TPT License Certificates cannot be printed online. Please ensure all license and renewal fees have been paid, as licenses will not be delivered until fees are paid in full.
A business code is a three-digit number assigned to a corresponding business activity. Business codes can be found in the Tax Rate Table: (e.g., 017 is the business code assigned to retail business).
City codes identify the cities or towns in which business activities are conducted. A city code is identified by two letters (e.g., the Town of Gilbert’s city code is GB). City codes are listed on the Tax Rate Table, please refer to the rate table for the city code.
Location codes are unique, three-digit numeric codes that are tied to business addresses where the business transactions are taking place. This tutorial will introduce you to the location codes that will be used on the new Arizona transaction privilege tax reporting forms.
A region code is used to identify the county and/or the city where business transactions are sourced.
Understanding TPT Licensing
As soon as the businesses commence operations in Arizona, they must register with both agencies at the same time by completing an Arizona Joint Tax Application (Form JT-1/UC-001) and submitting it to the ADOR’s License & Registration Section. The Application is called “Joint” because it is used by both the ADOR and DES. ADOR will then forward a copy to DES, which it will use to determine whether or not a business is liable to pay Arizona Unemployment Insurance (UI) taxes. This form is used to apply for transaction privilege tax, use tax, and employer withholding and UI taxes.
NOTE: Your application cannot be processed if you do not record your Federal Employer Identification Number (FEIN) in the section of the form provided for this purpose. If you do not have a Federal EIN, contact the Internal Revenue Service to apply.
Both ADOR and DES will process the Arizona Joint Tax Application, and each agency will notify the business separately after its processing is completed. If a company is determined liable to pay UI taxes, a “Determination of Unemployment Insurance Liability” (UC-016 or UC-015A) form will be mailed by DES. It will specify the legal basis for liability, the date UI coverage starts, tax rate, and the Arizona UI employer account number (be sure to include this account number on any future correspondence with DES).

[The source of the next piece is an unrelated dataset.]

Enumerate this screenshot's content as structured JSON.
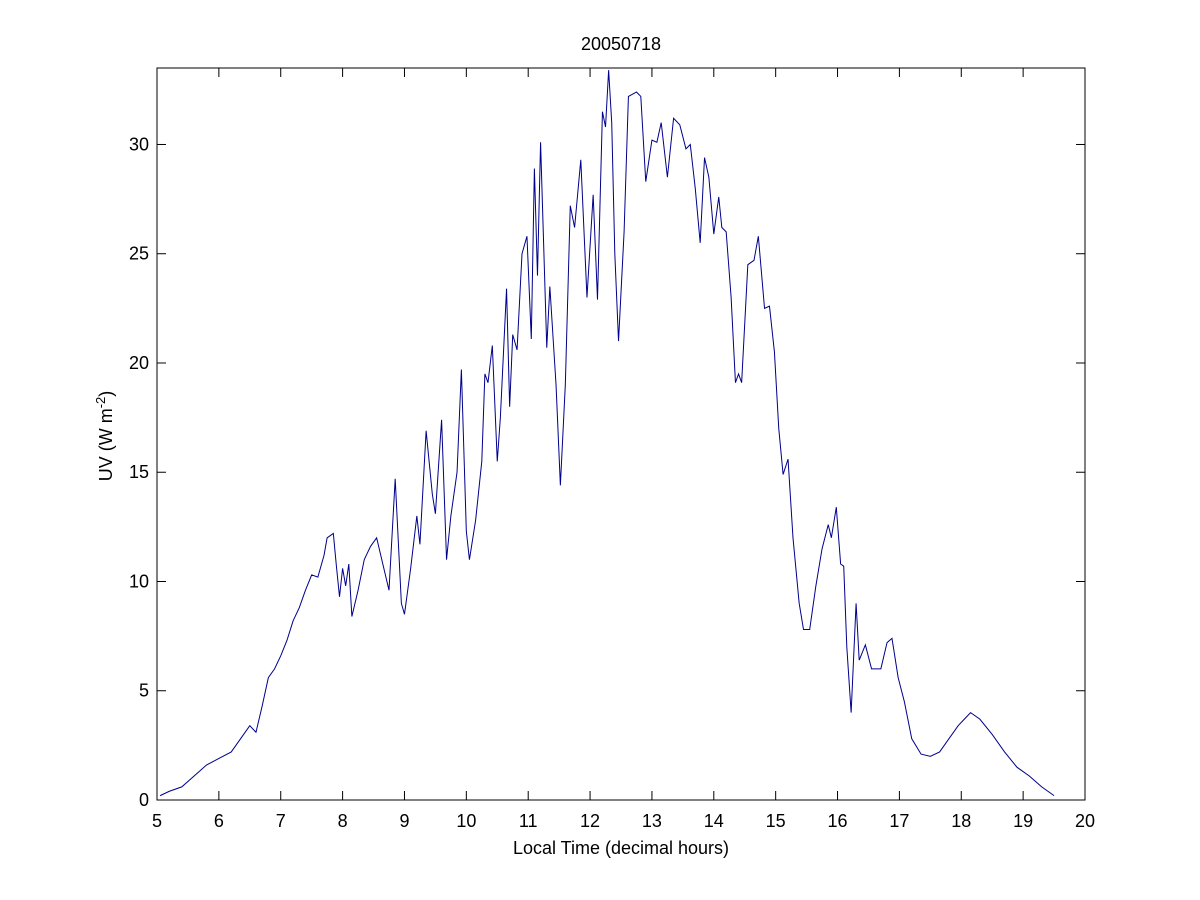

ADOR uses a number of research methods to ensure businesses in Arizona are properly licensed for state TPT and use tax and registered as an employer for withholding taxes. This research includes matching names of businesses from various directories or sources against our database.
If a taxpayer is being audited or has trouble making payments, ADOR has highly trained representatives available to assist. ADOR representatives are prohibited from disclosing any tax information except to the taxpayer. However, the taxpayer may select to authorize the disclosure of confidential tax information to an individual or multiple individuals before contacting ADOR for assistance by completing the proper disclosure authorization form.
ADOR views an audit as a cooperative and educational process that promotes voluntary compliance with tax obligations by ensuring taxpayers pay the correct amount of tax. Our trained auditors fairly determine whether the correct amount of tax has been reported and are responsible for performing audits in a professional and courteous manner with minimum disruption to a business.
A voluntary disclosure program is also available if a taxpayer has not fulfilled the transaction privilege tax, use tax, corporate income tax, and individual income tax or withholding tax obligations in Arizona and wants to come into compliance with the filing requirement(s).